3Das Verwaltungsgericht hat die Klage abgewiesen und zur Begründung im Wesentlichen ausgeführt: Die Verpflichtungsklage sei unbegründet. Für den Antrag auf Erteilung der Baugenehmigung für die Spielhalle fehle schon das Sachbescheidungsinteresse, da das Vorhaben in den Räumlichkeiten unter der Anschrift L.---straße 17, L1. -P. , wegen des anzuwendenden Abstandsgebots nach § 16 Abs. 3 Satz 2 des Gesetzes zur Ausführung des Glückspielstaatsvertrags NRW (AG GlüStV NRW) unzulässig sei; der gebotene Mindestabstand von 350 m werde hinsichtlich der Kindertagesstätte des T. -Familienzentrums C. , N. -C1. -Str. 22 mit 300 m Luftlinie und hinsichtlich der Kindertagesstätte C. des B. e. V., N1.-----weg 216, mit 330 m Luftlinie unterschritten; ein atypischer Fall, der eine Unterschreitung des Mindestabstands zulasse, sei nicht gegeben. Unabhängig davon habe die Klägerin auch deshalb keinen Anspruch auf die Baugenehmigung, weil die Bauvorlagen unvollständig seien. Der hilfsweise gestellte Feststellungsantrag sei unzulässig. Die angefochtene Gebührenfestsetzung sei nicht zu beanstanden.

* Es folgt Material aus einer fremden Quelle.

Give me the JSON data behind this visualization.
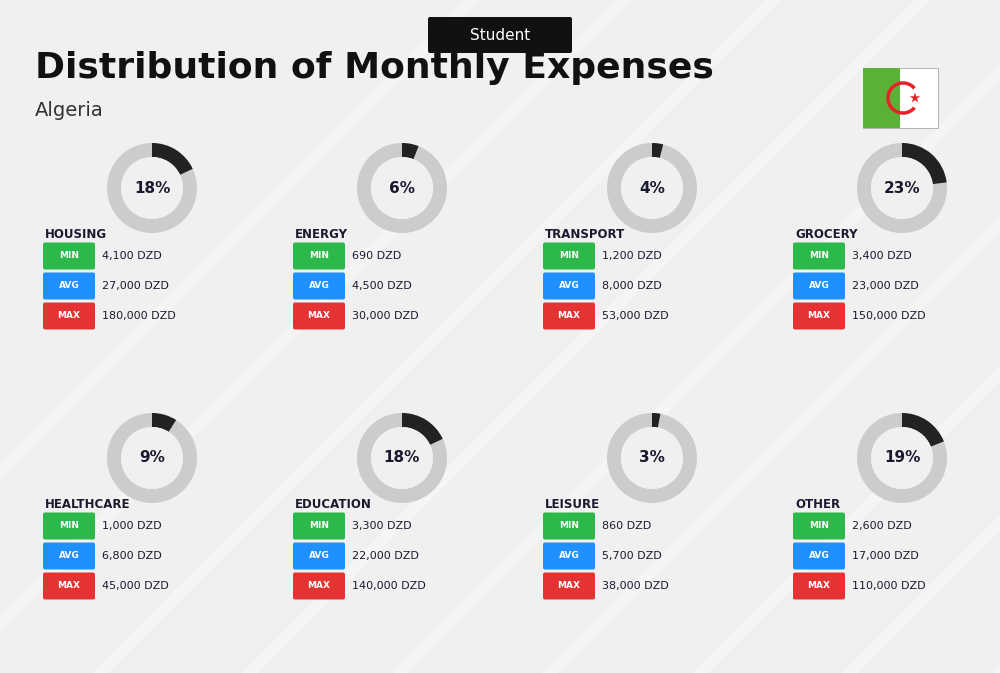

4Das gegen die Ausführungen des Verwaltungsgerichts zum Verpflichtungsantrag gerichtete Vorbringen der Klägerin führt nicht zur Zulassung der Berufung.
51. Das Vorbringen der Klägerin weckt keine ernstlichen Zweifel an der Richtigkeit des Urteils des Verwaltungsgerichts (vgl. § 124 Abs. 2 Nr. 1 VwGO).

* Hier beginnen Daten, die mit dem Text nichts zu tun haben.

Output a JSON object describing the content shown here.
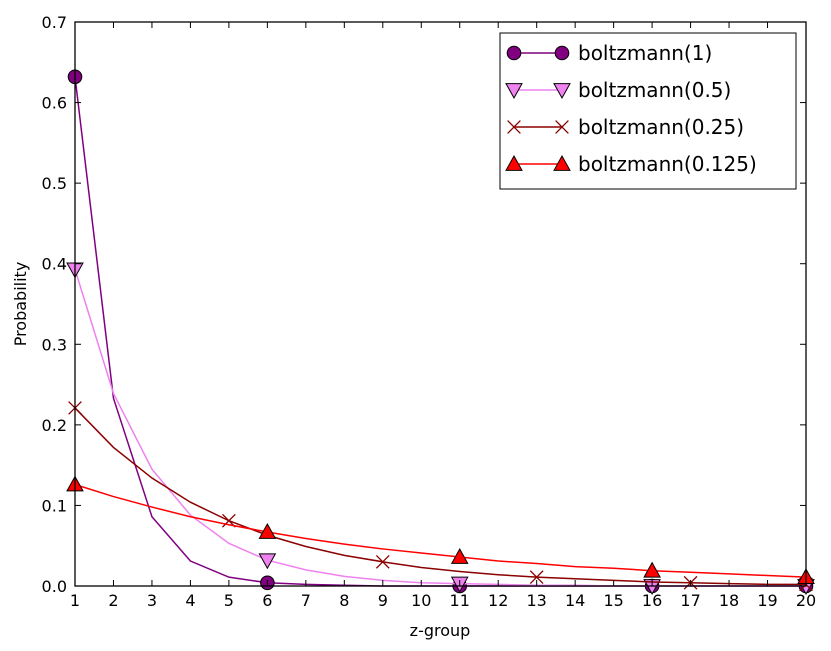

6a) Die Klägerin rügt ohne Erfolg, § 16 Abs. 3 AG GlüStV NRW sei hier nicht anwendbar, das Verwaltungsgericht habe deshalb zu Unrecht ein Sachbescheidungsinteresse verneint.
7aa) Die Klägerin meint, die Bestimmung erfasse mit dem Begriff der (öffentlichen) Einrichtungen der Kinder- und Jugendhilfe entgegen der Auffassung des Verwaltungsgerichts nicht auch freie Träger der Kinder- und Jugendhilfe.
8Das Verwaltungsgericht hat in diesem Zusammenhang ausgeführt, eine Beschränkung des Abstandsgebots auf Einrichtungen in öffentlicher Trägerschaft liege schon deshalb nicht nahe, weil der Jugendschutz das ausdrückliche Ziel der Reformierung der einschlägigen Regelungen sei, Kindertagesstätten in privater Trägerschaft erfüllten zudem eine öffentliche Aufgabe, da sie subjektiv-öffentliche Ansprüche auf Förderung in Tageseinrichtungen erfüllten, zudem bedürften sie der öffentlichen Erlaubnis und unterlägen öffentlicher Überwachung.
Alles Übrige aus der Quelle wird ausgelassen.